OK, OK, there may have been a little bit of wishful thinking there.

Now that it’s Memorial Day weekend and the Major League Baseball season has passed the quarter-turn, it’s become clear that the American League bottom-dwelling Orioles are not the “Why Not?” team of 1989 that popped back from 54 wins the previous season to the top of the American League East. We will not pretend to have great expertise (surely to the gratitude of our regular readers) but we would hazard a guess that the team’s losses can be traced to their lack of quality hitters and pitchers, at least the non-injured variety. Oh, and given that the team averages more errors per game than most in professional baseball, the fielding isn’t so hot either.

The firing of manager Brandon Hyde just over a week ago was not entirely unexpected under these dire circumstances but it does, sadly, underscore the miserableness of the team’s situation in 2025. How fitting that it took his successor, interim manager Tony Mansolino, nearly one week to record his first victory, an 8-4 extra-innings game that broke an 8-game losing streak. Ouch. The O’s are no longer a franchise that just needs a bit of luck or one or two key additions, or some managerial magic to get back on track. Oh, no. If the Birds were actual birds, they’d be somewhere along the line of crows that poop on your car, not enchanting songbirds in contrasting plumage.

That doesn’t mean we need feel sorry for the players or owner or anyone else involved with the team. Even a rough day at Oriole Park at Camden Yards is a pretty good day by real-life standards. And last we checked, the player compensation was pretty darn good.

No, we bleed orange and black for the Baltimore fan base which is seeing their expectations for this season dashed. It’s one thing for New York Yankees fans to begin the day thinking their team may not take home their 28th title (which, of course, they aren’t given their team is on top of the AL East), it’s another in Baltimore, a city less than 1/14th its size.

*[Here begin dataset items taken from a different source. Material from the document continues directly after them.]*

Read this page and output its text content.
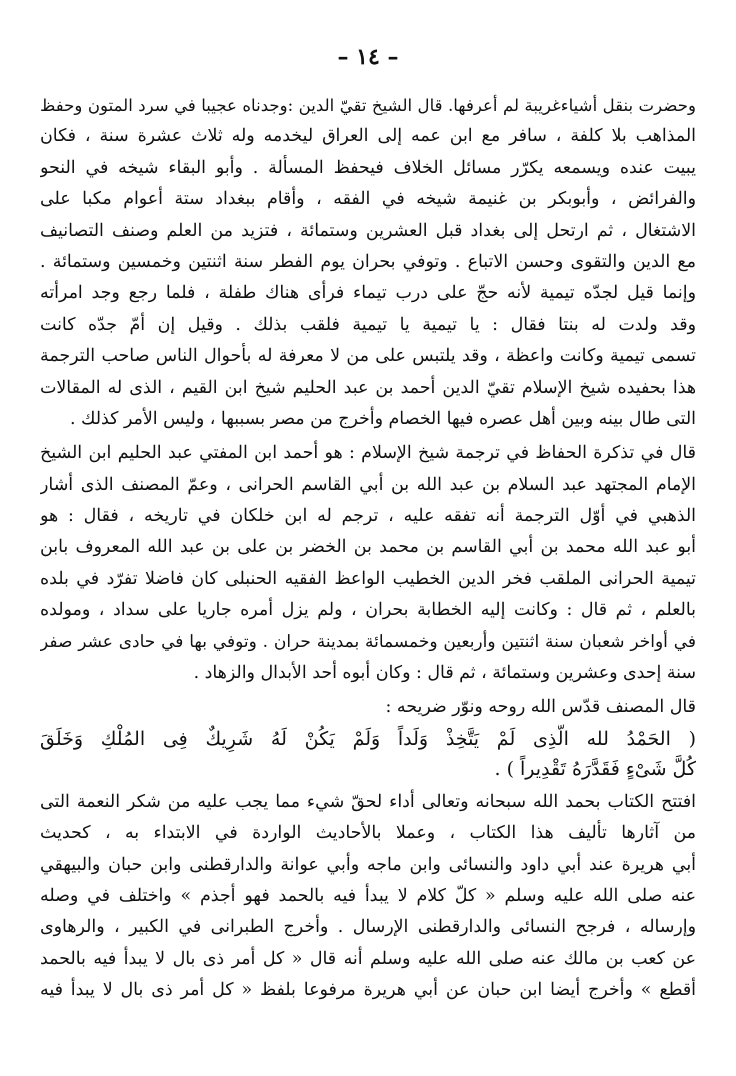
– ١٤ –
وحضرت بنقل أشياءغريبة لم أعرفها. قال الشيخ تقيّ الدين :وجدناه عجيبا في سرد المتون وحفظ
المذاهب بلا كلفة ، سافر مع ابن عمه إلى العراق ليخدمه وله ثلاث عشرة سنة ، فكان
يبيت عنده ويسمعه يكرّر مسائل الخلاف فيحفظ المسألة . وأبو البقاء شيخه في النحو
والفرائض ، وأبوبكر بن غنيمة شيخه في الفقه ، وأقام ببغداد ستة أعوام مكبا على
الاشتغال ، ثم ارتحل إلى بغداد قبل العشرين وستمائة ، فتزيد من العلم وصنف التصانيف
مع الدين والتقوى وحسن الاتباع . وتوفي بحران يوم الفطر سنة اثنتين وخمسين وستمائة .
وإنما قيل لجدّه تيمية لأنه حجّ على درب تيماء فرأى هناك طفلة ، فلما رجع وجد امرأته
وقد ولدت له بنتا فقال : يا تيمية يا تيمية فلقب بذلك . وقيل إن أمّ جدّه كانت
تسمى تيمية وكانت واعظة ، وقد يلتبس على من لا معرفة له بأحوال الناس صاحب الترجمة
هذا بحفيده شيخ الإسلام تقيّ الدين أحمد بن عبد الحليم شيخ ابن القيم ، الذى له المقالات
التى طال بينه وبين أهل عصره فيها الخصام وأخرج من مصر بسببها ، وليس الأمر كذلك .
قال في تذكرة الحفاظ في ترجمة شيخ الإسلام : هو أحمد ابن المفتي عبد الحليم ابن الشيخ
الإمام المجتهد عبد السلام بن عبد الله بن أبي القاسم الحرانى ، وعمّ المصنف الذى أشار
الذهبي في أوّل الترجمة أنه تفقه عليه ، ترجم له ابن خلكان في تاريخه ، فقال : هو
أبو عبد الله محمد بن أبي القاسم بن محمد بن الخضر بن على بن عبد الله المعروف بابن
تيمية الحرانى الملقب فخر الدين الخطيب الواعظ الفقيه الحنبلى كان فاضلا تفرّد في بلده
بالعلم ، ثم قال : وكانت إليه الخطابة بحران ، ولم يزل أمره جاريا على سداد ، ومولده
في أواخر شعبان سنة اثنتين وأربعين وخمسمائة بمدينة حران . وتوفي بها في حادى عشر صفر
سنة إحدى وعشرين وستمائة ، ثم قال : وكان أبوه أحد الأبدال والزهاد .
قال المصنف قدّس الله روحه ونوّر ضريحه :
( الحَمْدُ لله الَّذِى لَمْ يَتَّخِذْ وَلَداً وَلَمْ يَكُنْ لَهُ شَرِيكٌ فِى المُلْكِ وَخَلَقَ
كُلَّ شَىْءٍ فَقَدَّرَهُ تَقْدِيراً ) .
افتتح الكتاب بحمد الله سبحانه وتعالى أداء لحقّ شيء مما يجب عليه من شكر النعمة التى
من آثارها تأليف هذا الكتاب ، وعملا بالأحاديث الواردة في الابتداء به ، كحديث
أبي هريرة عند أبي داود والنسائى وابن ماجه وأبي عوانة والدارقطنى وابن حبان والبيهقي
عنه صلى الله عليه وسلم « كلّ كلام لا يبدأ فيه بالحمد فهو أجذم » واختلف في وصله
وإرساله ، فرجح النسائى والدارقطنى الإرسال . وأخرج الطبرانى في الكبير ، والرهاوى
عن كعب بن مالك عنه صلى الله عليه وسلم أنه قال « كل أمر ذى بال لا يبدأ فيه بالحمد
أقطع » وأخرج أيضا ابن حبان عن أبي هريرة مرفوعا بلفظ « كل أمر ذى بال لا يبدأ فيه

So, chin up, Orioles fans. As both Friedrich Nietzsche and Kelly Clarkson have observed, what doesn’t kill you makes you stronger. And real fans root for struggling teams the same as winning teams. Why? Tradition, one presumes, but also because it’s so darn satisfying when the winning ways return. There, we’ve found a little glimmer of hope in this year of deep disappointment. Sorry about that.